At this point I realized that I had assumed that the guys knew their way to the hotel. This assumption had been as useful as when the economist helpfully suggests to the natural scientists trapped on a dessert island with him and tins of food, with no intelligently designed way of opening it, they should all assume that they had a can opener.
I found my tongue, which mercifully was where I usually keep it, and said that with the sightseeing we had not had time to find out fully let alone track the journey (or do a dummy run). At this point my nerves made me put my hands behind my back.
“Do not put your hands behind your back”. By this time concerned that I had no real control I grabbed hold of the front of my legs and hoped they would just stay there. It was then that the smart Alec cop asked for him the most important question:
“Do your parents know you are attending an Atheist conference?“
I really wanted to say, yes phone them if you like, make my day! I came out to my mother while I was at University as an atheist. She had had her suspicions for some time. The way I read Douglas Adams, Bertrand Russell and of course Dawkins. The way I used to watch wildlife programs and she said “evolution, how can they say that” and I said well, it explains what actually happened. When I told her she said she knew. To put this in perspective my mother had told me once that if I was either an atheist or bi sexual she would disown me (one or the other was “honest”).
On that happy note, the smart Alec police officer told us something to our advantage. His method was to ask us to stare in a particular direction. When we did in the distance a certain hotel we were looking for was clearly visible, and also barley three minutes away. The time was 11:15 am.
Then the bombshell – we were free to go and he told us how to get there. We had missed the talk but we would still be able to have dinner with Richard! Thank goodness for reason!
Now I write this with two fundamental conclusions that I wish for you all to take on board:
1) Your “A” T shirts will not be the cause of you being arrested
2) Think before you ask for directions
This story is dedicated to Andy whose talk we are all looking forward to catching up on the web, to the two police officers doing their job, and the security personal at the conference. Not to mention Mat and Hyrax who have been solid companions throughout this trip. Gentlemen I salute you.





Oh, that’s just insane. You poor buggers. Glad you got to the lunch in time, though!
Vikki
September 30, 2007 at 1:35 pm
Interesting story.
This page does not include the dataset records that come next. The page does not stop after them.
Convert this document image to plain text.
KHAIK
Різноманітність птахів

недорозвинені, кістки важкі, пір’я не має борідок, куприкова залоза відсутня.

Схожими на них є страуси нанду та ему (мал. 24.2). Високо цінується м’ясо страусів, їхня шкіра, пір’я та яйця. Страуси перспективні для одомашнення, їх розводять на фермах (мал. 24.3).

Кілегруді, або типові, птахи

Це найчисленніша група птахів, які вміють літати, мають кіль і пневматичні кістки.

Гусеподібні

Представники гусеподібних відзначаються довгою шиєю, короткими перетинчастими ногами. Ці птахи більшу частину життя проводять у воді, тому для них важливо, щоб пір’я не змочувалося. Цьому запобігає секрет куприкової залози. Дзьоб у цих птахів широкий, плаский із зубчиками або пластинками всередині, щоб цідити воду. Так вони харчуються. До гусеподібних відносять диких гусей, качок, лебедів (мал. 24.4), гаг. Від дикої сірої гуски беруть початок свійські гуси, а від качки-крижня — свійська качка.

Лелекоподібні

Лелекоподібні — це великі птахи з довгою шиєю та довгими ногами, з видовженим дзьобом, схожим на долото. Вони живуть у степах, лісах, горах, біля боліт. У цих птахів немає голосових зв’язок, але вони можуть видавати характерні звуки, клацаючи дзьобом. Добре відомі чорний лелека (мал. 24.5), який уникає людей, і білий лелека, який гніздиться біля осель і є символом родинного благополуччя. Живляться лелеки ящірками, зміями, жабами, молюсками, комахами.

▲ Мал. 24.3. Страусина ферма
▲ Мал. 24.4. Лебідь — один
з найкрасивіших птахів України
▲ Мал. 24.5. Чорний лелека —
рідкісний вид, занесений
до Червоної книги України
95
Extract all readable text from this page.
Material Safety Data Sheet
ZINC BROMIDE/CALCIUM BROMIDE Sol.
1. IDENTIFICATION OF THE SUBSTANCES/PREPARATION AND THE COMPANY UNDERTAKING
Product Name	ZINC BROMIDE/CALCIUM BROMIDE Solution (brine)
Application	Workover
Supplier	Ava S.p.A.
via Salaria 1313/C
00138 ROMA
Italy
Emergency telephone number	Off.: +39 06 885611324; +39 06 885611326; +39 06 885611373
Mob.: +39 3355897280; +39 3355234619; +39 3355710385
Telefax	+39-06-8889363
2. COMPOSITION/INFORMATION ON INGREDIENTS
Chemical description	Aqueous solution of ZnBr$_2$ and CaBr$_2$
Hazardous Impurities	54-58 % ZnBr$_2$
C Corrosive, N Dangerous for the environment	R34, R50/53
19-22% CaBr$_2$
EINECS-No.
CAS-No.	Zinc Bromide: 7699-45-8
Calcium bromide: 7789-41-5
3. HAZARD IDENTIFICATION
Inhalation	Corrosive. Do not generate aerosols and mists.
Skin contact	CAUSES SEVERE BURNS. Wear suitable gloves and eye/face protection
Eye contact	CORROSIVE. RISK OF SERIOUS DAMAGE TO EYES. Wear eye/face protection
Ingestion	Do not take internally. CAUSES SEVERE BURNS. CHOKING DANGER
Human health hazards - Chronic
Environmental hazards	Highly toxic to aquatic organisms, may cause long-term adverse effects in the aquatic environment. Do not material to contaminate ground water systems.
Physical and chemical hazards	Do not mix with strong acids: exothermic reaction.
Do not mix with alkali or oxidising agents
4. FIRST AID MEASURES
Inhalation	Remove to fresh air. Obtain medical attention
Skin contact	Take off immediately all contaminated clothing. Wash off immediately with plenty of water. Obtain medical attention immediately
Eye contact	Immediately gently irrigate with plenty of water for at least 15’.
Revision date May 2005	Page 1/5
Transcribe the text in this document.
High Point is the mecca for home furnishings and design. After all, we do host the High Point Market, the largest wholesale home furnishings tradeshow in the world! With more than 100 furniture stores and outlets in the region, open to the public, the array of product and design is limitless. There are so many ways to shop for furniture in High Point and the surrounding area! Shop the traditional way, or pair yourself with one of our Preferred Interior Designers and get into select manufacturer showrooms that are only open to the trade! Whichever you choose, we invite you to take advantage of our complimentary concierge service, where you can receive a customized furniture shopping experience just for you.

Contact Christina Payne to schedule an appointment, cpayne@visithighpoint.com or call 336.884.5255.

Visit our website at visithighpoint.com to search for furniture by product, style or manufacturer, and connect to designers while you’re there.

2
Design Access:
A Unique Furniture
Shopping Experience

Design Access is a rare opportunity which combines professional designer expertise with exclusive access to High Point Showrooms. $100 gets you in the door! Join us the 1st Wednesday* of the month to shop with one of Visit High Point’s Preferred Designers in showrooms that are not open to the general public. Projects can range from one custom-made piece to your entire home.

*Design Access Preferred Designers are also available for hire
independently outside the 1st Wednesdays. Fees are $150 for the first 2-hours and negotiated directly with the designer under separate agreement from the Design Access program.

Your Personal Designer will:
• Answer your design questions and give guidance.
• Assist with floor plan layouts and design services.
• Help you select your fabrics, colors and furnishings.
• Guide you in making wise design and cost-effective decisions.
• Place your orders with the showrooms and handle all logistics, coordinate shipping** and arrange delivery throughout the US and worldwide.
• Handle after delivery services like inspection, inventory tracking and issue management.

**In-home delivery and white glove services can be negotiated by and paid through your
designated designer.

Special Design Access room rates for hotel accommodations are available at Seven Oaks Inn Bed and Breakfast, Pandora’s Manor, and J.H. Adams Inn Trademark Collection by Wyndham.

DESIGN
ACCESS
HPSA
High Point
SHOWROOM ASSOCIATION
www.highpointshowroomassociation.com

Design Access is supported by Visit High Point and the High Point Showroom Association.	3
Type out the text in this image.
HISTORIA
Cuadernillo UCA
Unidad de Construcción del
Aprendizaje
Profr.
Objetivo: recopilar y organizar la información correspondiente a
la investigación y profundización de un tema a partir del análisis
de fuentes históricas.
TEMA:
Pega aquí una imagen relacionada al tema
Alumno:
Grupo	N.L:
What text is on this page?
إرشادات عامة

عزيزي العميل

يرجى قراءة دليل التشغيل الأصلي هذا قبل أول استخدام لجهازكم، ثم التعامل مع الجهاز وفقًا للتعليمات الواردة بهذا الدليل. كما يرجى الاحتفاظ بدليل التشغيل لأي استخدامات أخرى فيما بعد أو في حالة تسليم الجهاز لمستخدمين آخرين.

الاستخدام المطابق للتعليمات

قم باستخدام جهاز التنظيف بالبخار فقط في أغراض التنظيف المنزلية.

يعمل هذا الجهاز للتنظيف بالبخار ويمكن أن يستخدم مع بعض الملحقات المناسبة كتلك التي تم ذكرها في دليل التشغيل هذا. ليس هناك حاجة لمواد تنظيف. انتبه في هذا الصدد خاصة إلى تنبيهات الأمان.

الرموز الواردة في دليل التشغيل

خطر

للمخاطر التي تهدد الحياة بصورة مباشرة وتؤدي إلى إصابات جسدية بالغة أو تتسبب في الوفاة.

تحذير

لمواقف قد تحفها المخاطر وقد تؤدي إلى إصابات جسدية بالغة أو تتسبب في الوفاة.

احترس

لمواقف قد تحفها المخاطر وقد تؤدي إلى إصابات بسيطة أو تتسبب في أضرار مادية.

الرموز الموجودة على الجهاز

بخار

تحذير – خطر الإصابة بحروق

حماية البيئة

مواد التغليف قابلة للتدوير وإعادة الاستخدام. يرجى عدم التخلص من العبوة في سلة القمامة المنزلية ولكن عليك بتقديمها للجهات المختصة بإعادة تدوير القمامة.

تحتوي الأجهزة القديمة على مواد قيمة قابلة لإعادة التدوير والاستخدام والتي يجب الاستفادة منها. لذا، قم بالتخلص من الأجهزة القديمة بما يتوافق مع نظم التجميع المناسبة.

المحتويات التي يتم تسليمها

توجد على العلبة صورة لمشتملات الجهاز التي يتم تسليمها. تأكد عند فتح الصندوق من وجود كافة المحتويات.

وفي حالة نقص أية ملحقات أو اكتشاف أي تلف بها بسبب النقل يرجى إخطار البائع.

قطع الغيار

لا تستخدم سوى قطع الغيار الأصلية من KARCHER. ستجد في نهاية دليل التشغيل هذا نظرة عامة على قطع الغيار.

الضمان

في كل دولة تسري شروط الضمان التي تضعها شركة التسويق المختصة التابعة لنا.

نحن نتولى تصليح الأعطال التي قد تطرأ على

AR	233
But I had to stop reading halfway through.. I couldn’t take any more of your atrocious grammar.
Matt
September 30, 2007 at 2:55 pm
Thanks Vikki – the lunch was great and we had something to tell Richard!
Thanks Mat, I posted this at 5 am then went to bed as I had no time to tell you – flying out tonight. I am sorry that it impaired your enjoyment and you “could not” handle it
Have gone over and tided it up having slept – hope you like it now
Grammar ain’t what it was used too when up for nearly 24 hours – though no excuse. Please forgive.
homoeconomicusnet
October 1, 2007 at 1:01 pm
Oh bugger! But why on earth did they ask you if your parents knew? You’re driving a car round the city, how old did they think you were?
literarydeadkittens
October 9, 2007 at 10:56 am
Yeah, it was a strange thing to say. I can laugh about it now but at the time it was terrible.